The special universal service fund share of that program has grown to $24.5 million, up from $8.7 million in 2008. Money for the subsidy comes from fees added to telephone customer bills.
The commissioners scrapped plans for additional paperwork requirements for companies providing Lifeline telephone service for low-income Oklahomans. They decided not to change a formula to determine how much a telecom company should contribute to the Oklahoma Universal Service Fund. Commissioners also declined to add prepaid wireless providers to the types of telecom companies contributing to the fund.
Anthony said he wasn’t happy that staff at the public utility division offered rule revisions just before the meeting. Murphy said some of the changes that had consensus should have been kept after months of technical conferences and meetings leading to the proposed rules.

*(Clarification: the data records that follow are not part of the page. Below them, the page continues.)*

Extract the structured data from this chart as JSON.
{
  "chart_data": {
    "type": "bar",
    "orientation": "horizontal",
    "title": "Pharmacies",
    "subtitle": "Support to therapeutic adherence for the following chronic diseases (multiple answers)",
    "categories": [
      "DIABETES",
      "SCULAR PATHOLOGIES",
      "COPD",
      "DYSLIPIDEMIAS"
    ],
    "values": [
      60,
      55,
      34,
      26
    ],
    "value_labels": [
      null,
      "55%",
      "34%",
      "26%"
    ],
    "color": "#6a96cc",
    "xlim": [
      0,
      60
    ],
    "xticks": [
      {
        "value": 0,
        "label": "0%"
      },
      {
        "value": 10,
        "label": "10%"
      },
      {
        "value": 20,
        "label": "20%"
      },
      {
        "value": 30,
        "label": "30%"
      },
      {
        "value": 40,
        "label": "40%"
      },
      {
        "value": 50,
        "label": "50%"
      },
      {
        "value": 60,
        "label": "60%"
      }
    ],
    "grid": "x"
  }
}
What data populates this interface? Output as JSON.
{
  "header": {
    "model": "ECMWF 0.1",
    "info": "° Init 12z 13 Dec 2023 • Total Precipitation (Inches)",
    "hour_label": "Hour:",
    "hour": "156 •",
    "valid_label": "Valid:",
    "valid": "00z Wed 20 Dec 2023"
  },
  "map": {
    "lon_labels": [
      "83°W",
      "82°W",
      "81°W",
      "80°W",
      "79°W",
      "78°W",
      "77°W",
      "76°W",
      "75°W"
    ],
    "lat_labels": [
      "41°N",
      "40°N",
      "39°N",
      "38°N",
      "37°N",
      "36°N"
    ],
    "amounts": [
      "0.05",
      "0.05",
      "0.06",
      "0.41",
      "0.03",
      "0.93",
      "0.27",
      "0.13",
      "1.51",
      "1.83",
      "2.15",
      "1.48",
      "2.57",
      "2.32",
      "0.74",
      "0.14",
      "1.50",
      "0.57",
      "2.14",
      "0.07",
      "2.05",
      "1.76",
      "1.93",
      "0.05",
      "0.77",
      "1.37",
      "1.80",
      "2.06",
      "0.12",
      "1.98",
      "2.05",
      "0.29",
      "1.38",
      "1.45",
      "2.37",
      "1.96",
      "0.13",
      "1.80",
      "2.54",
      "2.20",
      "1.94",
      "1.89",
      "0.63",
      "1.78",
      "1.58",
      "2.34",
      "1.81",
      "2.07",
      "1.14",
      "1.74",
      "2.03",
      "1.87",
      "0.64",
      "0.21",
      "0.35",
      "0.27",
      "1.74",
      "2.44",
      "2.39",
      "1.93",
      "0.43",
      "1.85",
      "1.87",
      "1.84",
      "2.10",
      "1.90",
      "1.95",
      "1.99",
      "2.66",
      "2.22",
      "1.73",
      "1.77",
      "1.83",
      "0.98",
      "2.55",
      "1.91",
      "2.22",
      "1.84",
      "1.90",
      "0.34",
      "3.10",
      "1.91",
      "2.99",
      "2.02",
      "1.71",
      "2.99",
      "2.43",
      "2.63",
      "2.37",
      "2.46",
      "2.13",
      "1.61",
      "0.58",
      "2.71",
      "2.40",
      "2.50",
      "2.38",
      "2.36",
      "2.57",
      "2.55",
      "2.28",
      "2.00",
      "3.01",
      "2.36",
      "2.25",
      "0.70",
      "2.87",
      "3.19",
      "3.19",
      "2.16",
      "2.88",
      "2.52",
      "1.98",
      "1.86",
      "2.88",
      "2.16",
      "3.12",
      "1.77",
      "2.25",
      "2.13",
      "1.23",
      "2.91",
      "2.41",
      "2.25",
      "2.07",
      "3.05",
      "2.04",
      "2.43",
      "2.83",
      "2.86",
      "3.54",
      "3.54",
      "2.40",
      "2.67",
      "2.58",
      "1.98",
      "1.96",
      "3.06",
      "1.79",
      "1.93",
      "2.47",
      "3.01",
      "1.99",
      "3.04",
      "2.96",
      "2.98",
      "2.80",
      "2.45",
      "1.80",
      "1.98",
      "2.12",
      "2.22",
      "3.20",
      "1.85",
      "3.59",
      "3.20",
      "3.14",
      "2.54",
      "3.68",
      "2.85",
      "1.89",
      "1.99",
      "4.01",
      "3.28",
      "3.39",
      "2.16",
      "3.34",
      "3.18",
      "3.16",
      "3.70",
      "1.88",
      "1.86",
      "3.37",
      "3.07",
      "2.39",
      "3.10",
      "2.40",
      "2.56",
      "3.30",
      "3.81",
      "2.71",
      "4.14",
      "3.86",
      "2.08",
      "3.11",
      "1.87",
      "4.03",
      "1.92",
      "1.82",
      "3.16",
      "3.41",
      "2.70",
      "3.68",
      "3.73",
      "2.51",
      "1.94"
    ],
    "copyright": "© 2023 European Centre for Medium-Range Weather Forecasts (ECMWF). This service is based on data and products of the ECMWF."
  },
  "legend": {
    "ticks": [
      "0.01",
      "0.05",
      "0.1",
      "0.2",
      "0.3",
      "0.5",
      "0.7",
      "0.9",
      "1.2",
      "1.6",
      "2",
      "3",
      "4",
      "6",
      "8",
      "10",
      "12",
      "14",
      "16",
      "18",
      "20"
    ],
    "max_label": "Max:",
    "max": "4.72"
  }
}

“Some of us took the time to come to all the meetings and listen in on all of it,” Murphy said. “It just seems remarkable to me that at the last minute, all of this has to be just undone. ... This is not the way I think rule makings should be done or considered when there’s been lots of effort put into it.”
Anthony said some of the proposed rules weren’t supported by the commission’s authority under current law.
“I think it’s unfortunate we didn’t have greater resolution,” Anthony said. “Reading through the comments, it looked like these are controversial subjects, so we did, I think, the best we could under the circumstances.”
In an interview after the meeting, Commissioner Patrice Douglas said several telecom companies disagreed with the proposed rules. Douglas said she worried it could take days or months to work out the differences.
“We’ve cautioned our staff that we want businesses to actually learn and comply with our rules before we implement new ones,” Douglas said. “What I was fearful of today after we started getting all the comments filed was that there would be so much disagreement and so much controversy that we wouldn’t get the basic things done we had to get done.”
Douglas said she still has concerns about the Lifeline program, which she said is riddled with fraud and abuse in Oklahoma. Aside from possible rule changes, additional legislation or coordination with the Federal Communications Commission might be needed, she said.
“It seemed like the comments showed there were disagreements among folks about how to manage that program and whether we were over-reaching,” Douglas said. “My goal is to stop fraud and abuse in the Lifeline program.”